You have to recognize that anyone sufficiently determined can send an HTTP request to you (your form) that contains the information they want, which may or may not bear any relation to what you last sent them.
If you can't/won't store the hash server side, you need to be able to re-generate it server-side in order to verify it.
For what it's worth, you should also salt your hashes. This might be what you meant when you said:
concatenated with a constant long
random string (i.e. the same string
will be used every time)
Know that if that value is not different per user/login/sesison, it's not actually a salt value.
As long as you guard the "constant long random string" with your life then your method is relatively strong.
To go further, you can generate one time / unique "constant long random string"'s.
What you are describing is similar to part of the implementation required for what are termed canaries and are used to mitigate Cross Site Request forgery attacks.
Generally speaking, a hidden input inside a HTML form contains an encrypted value that is posted back with a HTTP request.
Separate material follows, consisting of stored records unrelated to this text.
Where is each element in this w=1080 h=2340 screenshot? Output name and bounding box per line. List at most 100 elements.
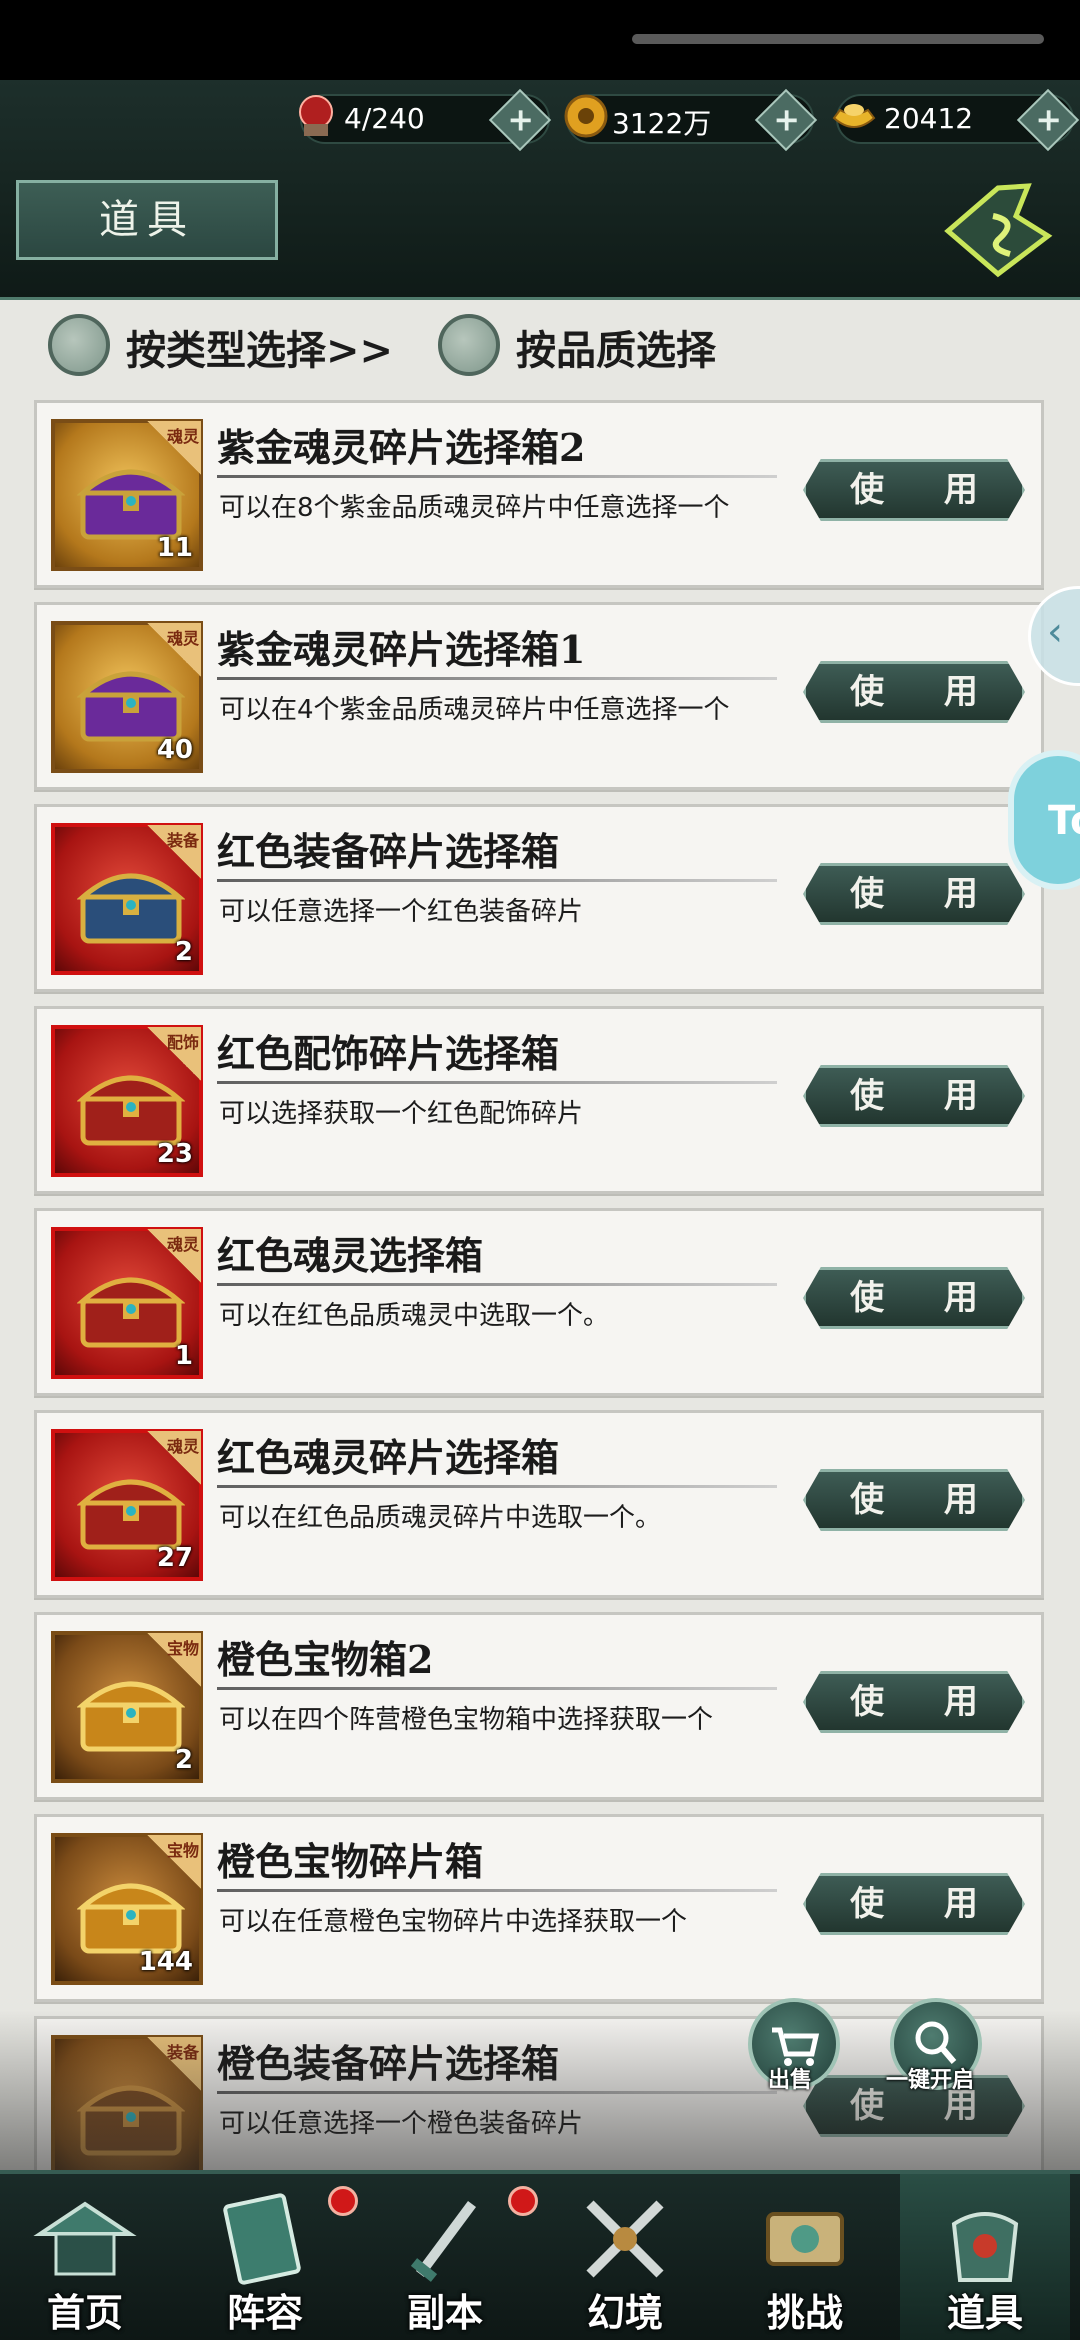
sell-label: 出售: [768, 2068, 813, 2093]
item-count: 27: [156, 1543, 193, 1573]
use-button[interactable]: 使 用: [803, 459, 1025, 521]
nav-item[interactable]: 道具: [900, 2174, 1070, 2340]
list-item: 魂灵 11 紫金魂灵碎片选择箱2 可以在8个紫金品质魂灵碎片中任意选择一个 使 …: [34, 400, 1044, 588]
item-count: 144: [138, 1947, 193, 1977]
use-button[interactable]: 使 用: [803, 1873, 1025, 1935]
item-name: 红色魂灵碎片选择箱: [217, 1435, 560, 1480]
item-thumbnail[interactable]: 宝物 144: [51, 1833, 203, 1985]
notification-badge: [508, 2186, 538, 2216]
category-tag-label: 魂灵: [166, 1235, 199, 1254]
category-tag: 魂灵: [147, 421, 201, 475]
item-description: 可以在四个阵营橙色宝物箱中选择获取一个: [219, 1705, 714, 1735]
scroll-icon: [766, 2212, 844, 2266]
category-tag: 宝物: [147, 1633, 201, 1687]
bag-icon: [951, 2212, 1019, 2282]
nav-item[interactable]: 阵容: [180, 2174, 358, 2340]
item-count: 1: [174, 1341, 193, 1371]
filter-quality-label: 按品质选择: [516, 327, 716, 374]
category-tag-label: 魂灵: [166, 427, 199, 446]
use-button[interactable]: 使 用: [803, 1065, 1025, 1127]
filter-by-quality[interactable]: 按品质选择: [438, 308, 738, 376]
add-stamina-button[interactable]: +: [488, 88, 552, 152]
nav-item[interactable]: 挑战: [720, 2174, 890, 2340]
plus-icon: +: [773, 100, 801, 139]
item-list-area[interactable]: 按类型选择>> 按品质选择 魂灵 11 紫金魂灵碎片选择箱2 可以在8个紫金品质…: [0, 300, 1080, 2170]
item-thumbnail[interactable]: 魂灵 1: [51, 1227, 203, 1379]
item-thumbnail[interactable]: 魂灵 11: [51, 419, 203, 571]
nav-item[interactable]: 首页: [0, 2174, 170, 2340]
item-name: 紫金魂灵碎片选择箱1: [217, 627, 586, 672]
ingot-icon: [832, 104, 876, 128]
filter-quality-radio[interactable]: [438, 314, 500, 376]
item-thumbnail[interactable]: 宝物 2: [51, 1631, 203, 1783]
list-item: 装备 2 红色装备碎片选择箱 可以任意选择一个红色装备碎片 使 用: [34, 804, 1044, 992]
nav-label: 首页: [46, 2290, 123, 2335]
item-name: 橙色宝物碎片箱: [217, 1839, 484, 1884]
use-button[interactable]: 使 用: [803, 1267, 1025, 1329]
category-tag: 宝物: [147, 1835, 201, 1889]
nav-label: 幻境: [586, 2290, 663, 2335]
item-name: 橙色宝物箱2: [217, 1637, 434, 1682]
filter-by-type[interactable]: 按类型选择>>: [48, 308, 408, 376]
chevron-left-icon: ‹: [1047, 609, 1063, 655]
use-button[interactable]: 使 用: [803, 1469, 1025, 1531]
item-name: 红色魂灵选择箱: [217, 1233, 484, 1278]
item-thumbnail[interactable]: 装备 2: [51, 823, 203, 975]
add-coins-button[interactable]: +: [754, 88, 818, 152]
category-tag-label: 配饰: [166, 1033, 199, 1052]
coins-value: 3122万: [612, 107, 712, 140]
use-button-label: 使 用: [850, 1076, 1002, 1116]
item-thumbnail[interactable]: 魂灵 40: [51, 621, 203, 773]
category-tag: 装备: [147, 825, 201, 879]
use-button-label: 使 用: [850, 672, 1002, 712]
stamina-value: 4/240: [344, 102, 425, 135]
item-thumbnail[interactable]: 配饰 23: [51, 1025, 203, 1177]
home-indicator: [632, 34, 1044, 44]
nav-label: 副本: [406, 2290, 483, 2335]
use-button-label: 使 用: [850, 1682, 1002, 1722]
item-description: 可以在任意橙色宝物碎片中选择获取一个: [219, 1907, 688, 1937]
use-button-label: 使 用: [850, 1278, 1002, 1318]
divider: [217, 475, 777, 478]
item-name: 红色装备碎片选择箱: [217, 829, 560, 874]
page-title-tab: 道具: [16, 180, 278, 260]
floating-assistant-bubble[interactable]: To: [1008, 750, 1080, 890]
list-item: 宝物 144 橙色宝物碎片箱 可以在任意橙色宝物碎片中选择获取一个 使 用: [34, 1814, 1044, 2002]
game-logo-icon: [944, 183, 1053, 278]
item-count: 23: [156, 1139, 193, 1169]
list-item: 魂灵 40 紫金魂灵碎片选择箱1 可以在4个紫金品质魂灵碎片中任意选择一个 使 …: [34, 602, 1044, 790]
list-item: 配饰 23 红色配饰碎片选择箱 可以选择获取一个红色配饰碎片 使 用: [34, 1006, 1044, 1194]
category-tag: 魂灵: [147, 1229, 201, 1283]
stamina-counter: 4/240 +: [299, 88, 552, 152]
category-tag-label: 宝物: [166, 1639, 199, 1658]
ball-icon: [299, 95, 333, 136]
item-count: 2: [174, 1745, 193, 1775]
item-description: 可以在红色品质魂灵中选取一个。: [219, 1301, 610, 1331]
category-tag: 魂灵: [147, 1431, 201, 1485]
use-button-label: 使 用: [850, 1884, 1002, 1924]
nav-item[interactable]: 幻境: [540, 2174, 710, 2340]
plus-icon: +: [507, 100, 535, 139]
ingots-value: 20412: [884, 102, 974, 135]
filter-row: 按类型选择>> 按品质选择: [0, 300, 1080, 382]
item-thumbnail[interactable]: 魂灵 27: [51, 1429, 203, 1581]
one-click-open-label: 一键开启: [886, 2068, 975, 2093]
use-button[interactable]: 使 用: [803, 1671, 1025, 1733]
coins-counter: 3122万 +: [564, 88, 818, 152]
category-tag: 魂灵: [147, 623, 201, 677]
item-name: 紫金魂灵碎片选择箱2: [217, 425, 586, 470]
filter-type-label: 按类型选择>>: [126, 327, 394, 374]
use-button[interactable]: 使 用: [803, 863, 1025, 925]
item-count: 2: [174, 937, 193, 967]
nav-item[interactable]: 副本: [360, 2174, 538, 2340]
add-ingots-button[interactable]: +: [1016, 88, 1080, 152]
book-icon: [223, 2193, 301, 2285]
divider: [217, 1283, 777, 1286]
coin-icon: [564, 94, 608, 138]
notification-badge: [328, 2186, 358, 2216]
list-item: 魂灵 27 红色魂灵碎片选择箱 可以在红色品质魂灵碎片中选取一个。 使 用: [34, 1410, 1044, 1598]
filter-type-radio[interactable]: [48, 314, 110, 376]
top-header: 4/240 + 3122万 + 20412 + 道具: [0, 80, 1080, 300]
use-button[interactable]: 使 用: [803, 661, 1025, 723]
item-name: 红色配饰碎片选择箱: [217, 1031, 560, 1076]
A browser cookie or a string held in session contains the same encrypted value such that when the hidden input value is decrypted and the cookie/session value is decrypted, the unencrypted values are compared to each other - if they are not identical, the HTTP request cannot be trusted.
The encrypted value might be an object containing properties. For example, in ASP.NET MVC, the canary implementation uses a class that contains properties for the authenticated username, a cryptographically pseudo random value generated using the RNGCryptoServiceProvider class, the DateTime (UTC format) at which the object was created and an optional salt string. The object is then encrypted using the AES Encryption algorithm with a 256 bit key and decrypted with the same key when the request comes in.